A focus for the company was working with farmers to improve on-farm efficiency. One challenge had been irrigating steeper land and there was a move to fixed-grid irrigation which was more efficient, he said.

MGI also released water taken from the Waitaki River into the lower Waihao River. Over recent months, it had been very dry and the only water in the lower Waihao had been that water supplied by the irrigation company.

Had it not been released, then the river would have been dry for the year to date. The water had provided habitat for fish and also a waterbody for local rowing crews and the community, he said.

While the irrigation season had finished, MGI had a consent that allowed it to continue running the water into the river. While the company could have shut the scheme down and undertaken winter maintenance, it recognised that would result in adverse effects, he said.

Willowbridge farmer Roger Small said farmers supported the consent to discharge water into the river, which went naturally dry, because they could see the benefit.

Mr Small has farmed at Willowbridge, 7km southeast of Waimate, for more than 30 years. He recalled earlier years of tough farming times due to high interest rates, low commodity prices and drought, during which time some farmers left the industry.

Those issues were being repeated but irrigation allowed banks to be more confident in sticking with those farmers long-term. There had been "huge economic growth" within the district because of water and it allowed for different land use, predominantly dairying.

Due to intensification and the urban view of farmers and irrigation, that was all the more reason why farmers had got heavily involved in their local catchment, to ensure good water quality outcomes, he said.

Mr Small is chairman of the Waihao-Wainono Catchment Community Group, a group which initially began as a water users group back in 1999 and was later resurrected and began holding field days around good management practice.

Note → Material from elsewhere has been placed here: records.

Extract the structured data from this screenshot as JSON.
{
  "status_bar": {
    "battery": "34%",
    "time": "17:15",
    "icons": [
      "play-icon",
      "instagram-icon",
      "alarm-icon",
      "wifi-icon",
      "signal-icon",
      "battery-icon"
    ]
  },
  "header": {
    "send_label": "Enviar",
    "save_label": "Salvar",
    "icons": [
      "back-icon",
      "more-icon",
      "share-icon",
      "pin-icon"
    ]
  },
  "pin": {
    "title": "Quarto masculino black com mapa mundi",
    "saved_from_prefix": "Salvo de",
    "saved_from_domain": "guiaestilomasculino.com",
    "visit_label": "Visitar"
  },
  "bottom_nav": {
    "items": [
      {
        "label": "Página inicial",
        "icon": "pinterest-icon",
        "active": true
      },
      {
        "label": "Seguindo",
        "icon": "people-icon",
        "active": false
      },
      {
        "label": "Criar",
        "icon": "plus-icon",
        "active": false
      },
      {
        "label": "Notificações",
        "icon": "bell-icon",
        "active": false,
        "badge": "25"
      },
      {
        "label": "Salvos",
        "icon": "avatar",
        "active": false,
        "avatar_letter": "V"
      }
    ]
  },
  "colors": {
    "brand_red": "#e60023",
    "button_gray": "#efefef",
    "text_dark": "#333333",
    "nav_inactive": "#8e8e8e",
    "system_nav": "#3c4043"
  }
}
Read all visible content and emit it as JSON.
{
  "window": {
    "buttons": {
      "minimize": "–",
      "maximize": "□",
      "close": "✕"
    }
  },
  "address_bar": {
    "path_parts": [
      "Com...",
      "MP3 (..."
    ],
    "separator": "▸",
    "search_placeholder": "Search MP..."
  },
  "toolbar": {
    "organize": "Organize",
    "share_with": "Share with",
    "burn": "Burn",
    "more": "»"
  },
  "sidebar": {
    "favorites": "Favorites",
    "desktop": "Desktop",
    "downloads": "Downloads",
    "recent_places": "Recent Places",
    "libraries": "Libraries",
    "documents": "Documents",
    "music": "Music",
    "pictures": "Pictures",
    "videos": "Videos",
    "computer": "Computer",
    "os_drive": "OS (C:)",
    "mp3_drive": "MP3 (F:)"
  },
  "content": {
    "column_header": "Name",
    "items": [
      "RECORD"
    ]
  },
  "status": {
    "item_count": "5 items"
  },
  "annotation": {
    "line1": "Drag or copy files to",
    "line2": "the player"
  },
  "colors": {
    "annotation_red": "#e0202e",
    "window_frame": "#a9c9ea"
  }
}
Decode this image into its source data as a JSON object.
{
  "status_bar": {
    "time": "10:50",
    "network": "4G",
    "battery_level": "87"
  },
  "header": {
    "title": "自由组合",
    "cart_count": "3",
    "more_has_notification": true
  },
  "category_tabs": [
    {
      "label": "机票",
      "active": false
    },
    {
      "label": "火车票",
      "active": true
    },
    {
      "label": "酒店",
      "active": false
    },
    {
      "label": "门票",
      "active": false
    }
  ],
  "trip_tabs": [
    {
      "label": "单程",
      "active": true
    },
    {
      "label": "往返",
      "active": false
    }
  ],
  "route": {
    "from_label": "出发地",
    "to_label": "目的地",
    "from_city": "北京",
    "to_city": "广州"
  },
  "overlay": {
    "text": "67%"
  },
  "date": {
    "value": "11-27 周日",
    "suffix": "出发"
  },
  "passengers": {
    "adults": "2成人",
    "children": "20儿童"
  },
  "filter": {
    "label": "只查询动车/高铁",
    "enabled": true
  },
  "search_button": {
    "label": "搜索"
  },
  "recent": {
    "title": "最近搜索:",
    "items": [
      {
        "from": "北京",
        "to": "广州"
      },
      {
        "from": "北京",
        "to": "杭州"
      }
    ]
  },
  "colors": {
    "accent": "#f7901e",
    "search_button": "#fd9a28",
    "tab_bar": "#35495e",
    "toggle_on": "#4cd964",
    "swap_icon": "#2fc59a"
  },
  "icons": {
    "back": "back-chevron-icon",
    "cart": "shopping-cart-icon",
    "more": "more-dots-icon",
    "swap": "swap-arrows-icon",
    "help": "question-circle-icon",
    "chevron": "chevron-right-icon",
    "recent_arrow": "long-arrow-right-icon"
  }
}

It is involved in a community driven initiative to tackle the growing threat of invasive crack willows along the Waihao River which were choking the river, creating flood risk and affecting water quality and quantity.

Willows spread their roots into the riverbed where their high water needs reduce flow and their rapidly decomposing leaves negatively affect water quality. In some parts of the river, willows were wall-to-wall.

Mr Small recalled a flood in 1986 that uprooted large numbers of willows that caused a blockage and collapsed McCulloughs Bridge, resulting in a surge of water and significant flooding downstream.

The catchment group began the project in March. Some trees would be left for shading and it was hoped to spray the remainder over the next couple of years.

While it was being called a 10-year project, Mr Henshaw said those involved would endeavour to get it done over five years if enough funding was obtained. The latest costing, about 18 months ago, was about $800,000. Spraying was not the most expensive part, it was the removal of the willows, he said.

The catchment group has also been helping to restore and enhance recreation areas along the Waihao River, in the McCulloughs Bridge and Black Hole and Waihao Walkway areas.

That included holding a community planting day and installing new toilets near the Black Hole. Thousands of plants were put into the ground, both by community members and then by professional planters.

Already, Mr Small’s harriers group had been running alongside the river and kayaking and tyre tubing down it, while Mr Henshaw said it was a good place to take his young children for outings.